The opposite of dynamic is "static" where the HTML is either written by hand or generated just once (like Jekyll) rather than on every request. In either case, as a sibling comment mentions, an actual HTML file is served. However, thanks to JavaScript development maturing and JS engines getting faster, a lot of functionality that used to be done mainly server-side can be relegated to the client.

I personally wouldn't use the phrase "static client" much, though.

(Edit: Problem with "static client". To me a 'static' site means that it has no communication with a database, such as marketing sites or statically-generated blogs. 'Client' is too ambiguous as it's not necessarily a browser. curl is an HTTP client, for instance, and a JavaScript-driven "single-page application" would be pretty limited via curl.)

(OT reply) on the mac, at least, you can yank back your kill with C-y, no full kill ring however, just one item.
Hmm, C-y does yank something, but the last killed line. I'm on Snow Leopard, though. :/

Someone also suggested C-z for undo, but no luck either.

Thank you all for your clarifications. That helped a lot for my understanding.
>People here talk about "(not) rendering HTML on the server"

I think I make that mistake fairly often. We don't actually mean rendering when we say that, sorry for the confusion. We actually mean the generation of html from whatever data we're displaying. So a server side template engine sends already generated html to the client, a client side template engine just gets the data from the server, and then generates the html using javascript.

I do think this is the immediate future, especially as we utilize typed languages that compile to JS in order to create more complex applications than are feasible with JS alone.

I also think that there will be a swing back to an almost complete server-centric model after that, where all logic and rendering will take place on the server and be streamed to extremely dumb clients...like TVs with basic touch input.

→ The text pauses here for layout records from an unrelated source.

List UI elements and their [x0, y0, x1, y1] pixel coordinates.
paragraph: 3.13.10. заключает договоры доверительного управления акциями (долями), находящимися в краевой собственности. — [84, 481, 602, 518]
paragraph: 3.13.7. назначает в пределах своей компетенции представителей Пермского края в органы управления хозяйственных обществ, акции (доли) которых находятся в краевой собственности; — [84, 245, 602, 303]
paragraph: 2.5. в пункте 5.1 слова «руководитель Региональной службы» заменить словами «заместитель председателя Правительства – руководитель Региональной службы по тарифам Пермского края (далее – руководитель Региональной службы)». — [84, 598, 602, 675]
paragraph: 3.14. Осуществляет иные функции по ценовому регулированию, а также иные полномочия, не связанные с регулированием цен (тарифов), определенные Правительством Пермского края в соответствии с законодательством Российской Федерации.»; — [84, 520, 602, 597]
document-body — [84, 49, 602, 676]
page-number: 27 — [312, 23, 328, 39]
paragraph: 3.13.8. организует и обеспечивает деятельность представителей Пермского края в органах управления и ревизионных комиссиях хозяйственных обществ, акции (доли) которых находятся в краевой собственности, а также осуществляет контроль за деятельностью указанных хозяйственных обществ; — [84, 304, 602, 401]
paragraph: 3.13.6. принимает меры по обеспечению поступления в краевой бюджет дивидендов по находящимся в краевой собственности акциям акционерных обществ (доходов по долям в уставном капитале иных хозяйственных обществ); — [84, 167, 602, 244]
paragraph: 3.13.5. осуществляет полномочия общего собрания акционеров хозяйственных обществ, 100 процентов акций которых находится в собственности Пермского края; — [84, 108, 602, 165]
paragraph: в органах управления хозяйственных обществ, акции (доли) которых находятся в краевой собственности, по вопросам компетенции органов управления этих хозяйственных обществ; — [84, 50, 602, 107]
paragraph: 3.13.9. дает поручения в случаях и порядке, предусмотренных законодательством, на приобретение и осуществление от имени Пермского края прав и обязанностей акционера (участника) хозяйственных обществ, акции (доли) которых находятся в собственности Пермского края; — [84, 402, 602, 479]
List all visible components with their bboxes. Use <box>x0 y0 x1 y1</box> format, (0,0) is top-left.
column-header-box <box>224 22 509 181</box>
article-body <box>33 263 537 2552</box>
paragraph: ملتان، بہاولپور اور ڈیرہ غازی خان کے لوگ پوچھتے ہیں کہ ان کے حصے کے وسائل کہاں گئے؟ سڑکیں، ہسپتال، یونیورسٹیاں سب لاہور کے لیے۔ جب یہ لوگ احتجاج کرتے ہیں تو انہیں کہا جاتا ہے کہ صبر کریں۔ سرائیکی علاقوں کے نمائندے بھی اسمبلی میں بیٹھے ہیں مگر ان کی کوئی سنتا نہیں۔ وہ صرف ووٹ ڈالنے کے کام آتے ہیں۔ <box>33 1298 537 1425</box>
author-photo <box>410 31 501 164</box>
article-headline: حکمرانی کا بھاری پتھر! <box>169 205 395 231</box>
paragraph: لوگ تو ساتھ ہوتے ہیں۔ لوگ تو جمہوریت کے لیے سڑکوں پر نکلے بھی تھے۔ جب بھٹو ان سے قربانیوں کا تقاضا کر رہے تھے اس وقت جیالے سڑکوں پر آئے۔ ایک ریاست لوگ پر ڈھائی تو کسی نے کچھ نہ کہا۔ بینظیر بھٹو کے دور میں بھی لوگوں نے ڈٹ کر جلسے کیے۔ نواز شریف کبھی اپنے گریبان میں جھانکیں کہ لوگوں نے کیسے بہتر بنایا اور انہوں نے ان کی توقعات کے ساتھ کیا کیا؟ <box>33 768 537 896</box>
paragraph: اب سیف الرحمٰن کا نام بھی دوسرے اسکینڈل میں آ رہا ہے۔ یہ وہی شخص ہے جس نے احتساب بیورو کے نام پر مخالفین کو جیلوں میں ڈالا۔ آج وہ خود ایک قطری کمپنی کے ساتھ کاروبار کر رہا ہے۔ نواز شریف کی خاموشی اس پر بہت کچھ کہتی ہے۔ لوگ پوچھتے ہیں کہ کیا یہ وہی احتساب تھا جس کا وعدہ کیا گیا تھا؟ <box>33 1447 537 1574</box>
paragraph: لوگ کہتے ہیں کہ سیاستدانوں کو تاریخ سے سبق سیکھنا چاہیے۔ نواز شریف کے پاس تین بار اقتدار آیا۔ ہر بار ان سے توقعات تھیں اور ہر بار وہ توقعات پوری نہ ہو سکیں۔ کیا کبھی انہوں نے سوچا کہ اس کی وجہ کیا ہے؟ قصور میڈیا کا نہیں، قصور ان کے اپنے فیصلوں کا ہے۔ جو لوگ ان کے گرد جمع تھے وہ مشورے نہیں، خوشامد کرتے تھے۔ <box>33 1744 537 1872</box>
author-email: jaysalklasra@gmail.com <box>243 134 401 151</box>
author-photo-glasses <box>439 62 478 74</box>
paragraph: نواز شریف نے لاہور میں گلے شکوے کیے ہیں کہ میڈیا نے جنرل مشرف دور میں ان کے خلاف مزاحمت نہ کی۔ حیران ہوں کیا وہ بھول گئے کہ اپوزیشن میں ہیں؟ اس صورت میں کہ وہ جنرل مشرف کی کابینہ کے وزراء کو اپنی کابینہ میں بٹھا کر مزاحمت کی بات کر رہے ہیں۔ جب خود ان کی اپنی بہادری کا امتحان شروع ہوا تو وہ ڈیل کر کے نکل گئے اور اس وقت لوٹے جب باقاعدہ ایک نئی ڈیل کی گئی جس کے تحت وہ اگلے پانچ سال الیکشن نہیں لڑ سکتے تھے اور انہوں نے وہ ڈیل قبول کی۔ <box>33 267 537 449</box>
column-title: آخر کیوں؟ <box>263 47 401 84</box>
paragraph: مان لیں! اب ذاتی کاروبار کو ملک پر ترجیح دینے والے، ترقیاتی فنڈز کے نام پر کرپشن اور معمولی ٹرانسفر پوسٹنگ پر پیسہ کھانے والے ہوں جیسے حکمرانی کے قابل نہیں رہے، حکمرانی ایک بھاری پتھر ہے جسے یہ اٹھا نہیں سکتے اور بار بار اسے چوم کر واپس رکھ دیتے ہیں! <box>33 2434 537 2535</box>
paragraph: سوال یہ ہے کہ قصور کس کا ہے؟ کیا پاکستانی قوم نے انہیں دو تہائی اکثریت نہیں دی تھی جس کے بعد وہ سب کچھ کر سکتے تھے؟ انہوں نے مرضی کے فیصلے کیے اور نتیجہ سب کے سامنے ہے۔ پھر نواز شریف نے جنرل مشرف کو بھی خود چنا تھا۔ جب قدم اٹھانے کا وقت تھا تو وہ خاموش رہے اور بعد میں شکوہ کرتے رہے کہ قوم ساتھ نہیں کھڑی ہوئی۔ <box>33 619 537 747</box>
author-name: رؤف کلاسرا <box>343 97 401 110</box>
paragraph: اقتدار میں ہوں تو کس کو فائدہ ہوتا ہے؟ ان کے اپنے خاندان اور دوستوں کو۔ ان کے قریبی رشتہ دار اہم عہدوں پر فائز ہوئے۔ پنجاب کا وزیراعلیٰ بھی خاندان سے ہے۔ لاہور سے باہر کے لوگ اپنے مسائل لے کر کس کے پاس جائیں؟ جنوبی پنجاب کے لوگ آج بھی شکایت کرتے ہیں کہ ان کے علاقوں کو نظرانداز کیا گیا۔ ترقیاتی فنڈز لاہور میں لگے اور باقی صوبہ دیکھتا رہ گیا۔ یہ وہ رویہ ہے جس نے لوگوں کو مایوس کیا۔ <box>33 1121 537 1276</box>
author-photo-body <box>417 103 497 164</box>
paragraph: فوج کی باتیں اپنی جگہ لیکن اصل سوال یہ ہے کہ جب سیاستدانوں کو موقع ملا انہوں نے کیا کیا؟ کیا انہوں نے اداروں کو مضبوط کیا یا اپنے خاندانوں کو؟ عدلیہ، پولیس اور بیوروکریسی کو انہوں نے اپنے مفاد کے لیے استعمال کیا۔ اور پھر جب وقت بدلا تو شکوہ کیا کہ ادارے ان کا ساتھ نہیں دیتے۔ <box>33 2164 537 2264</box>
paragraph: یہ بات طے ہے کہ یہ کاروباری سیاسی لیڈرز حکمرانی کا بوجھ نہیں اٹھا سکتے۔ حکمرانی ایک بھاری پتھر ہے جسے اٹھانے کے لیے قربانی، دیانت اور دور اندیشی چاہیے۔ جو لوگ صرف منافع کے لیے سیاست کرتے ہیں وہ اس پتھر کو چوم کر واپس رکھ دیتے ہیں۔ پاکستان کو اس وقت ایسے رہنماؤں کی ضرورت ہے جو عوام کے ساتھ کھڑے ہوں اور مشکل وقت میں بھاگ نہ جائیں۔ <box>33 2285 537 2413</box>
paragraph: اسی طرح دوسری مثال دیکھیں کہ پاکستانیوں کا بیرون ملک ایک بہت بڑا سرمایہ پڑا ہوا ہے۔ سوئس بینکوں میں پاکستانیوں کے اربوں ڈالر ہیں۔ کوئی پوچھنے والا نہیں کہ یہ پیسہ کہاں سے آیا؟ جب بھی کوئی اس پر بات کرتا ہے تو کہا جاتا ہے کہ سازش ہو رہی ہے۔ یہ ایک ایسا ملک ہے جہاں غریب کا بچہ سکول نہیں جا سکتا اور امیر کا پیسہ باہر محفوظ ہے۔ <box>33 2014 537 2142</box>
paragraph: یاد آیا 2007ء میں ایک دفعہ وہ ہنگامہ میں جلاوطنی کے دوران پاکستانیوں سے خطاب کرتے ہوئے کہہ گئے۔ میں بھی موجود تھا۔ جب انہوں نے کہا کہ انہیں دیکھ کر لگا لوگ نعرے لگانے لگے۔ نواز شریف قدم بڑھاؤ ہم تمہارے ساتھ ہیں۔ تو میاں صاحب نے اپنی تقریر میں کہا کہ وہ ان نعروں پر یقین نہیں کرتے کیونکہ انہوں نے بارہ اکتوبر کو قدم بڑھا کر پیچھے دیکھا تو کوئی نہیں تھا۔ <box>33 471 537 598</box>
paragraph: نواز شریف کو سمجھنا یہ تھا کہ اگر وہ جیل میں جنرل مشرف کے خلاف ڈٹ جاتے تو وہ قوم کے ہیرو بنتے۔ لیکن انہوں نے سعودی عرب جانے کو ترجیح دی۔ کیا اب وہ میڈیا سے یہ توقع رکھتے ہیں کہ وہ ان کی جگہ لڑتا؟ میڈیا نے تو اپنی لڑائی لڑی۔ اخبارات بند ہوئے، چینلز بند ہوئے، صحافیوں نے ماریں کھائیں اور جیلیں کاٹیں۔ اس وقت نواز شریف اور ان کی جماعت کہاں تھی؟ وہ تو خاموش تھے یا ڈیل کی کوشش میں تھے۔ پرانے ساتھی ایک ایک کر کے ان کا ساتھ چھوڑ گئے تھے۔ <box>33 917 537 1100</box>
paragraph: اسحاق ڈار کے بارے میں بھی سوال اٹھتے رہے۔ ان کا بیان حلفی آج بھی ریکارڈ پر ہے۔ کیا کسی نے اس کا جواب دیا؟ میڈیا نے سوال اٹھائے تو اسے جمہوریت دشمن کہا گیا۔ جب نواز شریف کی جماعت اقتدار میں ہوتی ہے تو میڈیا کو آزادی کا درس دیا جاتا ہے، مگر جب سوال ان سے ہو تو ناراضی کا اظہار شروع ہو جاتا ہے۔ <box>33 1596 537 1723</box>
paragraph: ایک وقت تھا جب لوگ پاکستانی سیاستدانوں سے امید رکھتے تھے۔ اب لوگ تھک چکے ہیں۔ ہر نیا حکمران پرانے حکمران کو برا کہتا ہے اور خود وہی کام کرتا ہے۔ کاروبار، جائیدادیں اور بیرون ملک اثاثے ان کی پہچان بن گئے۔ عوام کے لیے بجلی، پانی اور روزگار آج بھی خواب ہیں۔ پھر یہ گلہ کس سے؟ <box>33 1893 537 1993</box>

This will require a pretty intense infrastructure, but with some nice perks for hardware/software developers. For one, absolute control over an application...bump versions any time you like, easy access to debugging information (crash reports, etc.), watch user usage in real time, on and on. Hardware will also be insanely cheap. Users benefit from the practical equivalent of having a top-of-the-line computer embedded in their smartphones.

The product I'm working on right now is taking this approach. We're upgrading a legacy system. In doing so, we're writing a REST API and the components that we replace are all built to use the API rather than the old legacy data layer.

The goal to to completely replace the application with an API and several UIs, including a full web UI, a mobile UI, and also 'embeddable' UIs.

The API also serves as an integration point for other products in our suite. That allows us to scrape a dozen different SOAP services that are targeted to specific integrations and have those other products all utilize a single API that can do anything that the full product can do.

I'm really happy with this architecture.

That's not static. That's client-side dynamic.

Words have broadly agreed meaning, despite what you or Humpty Dumpty may think.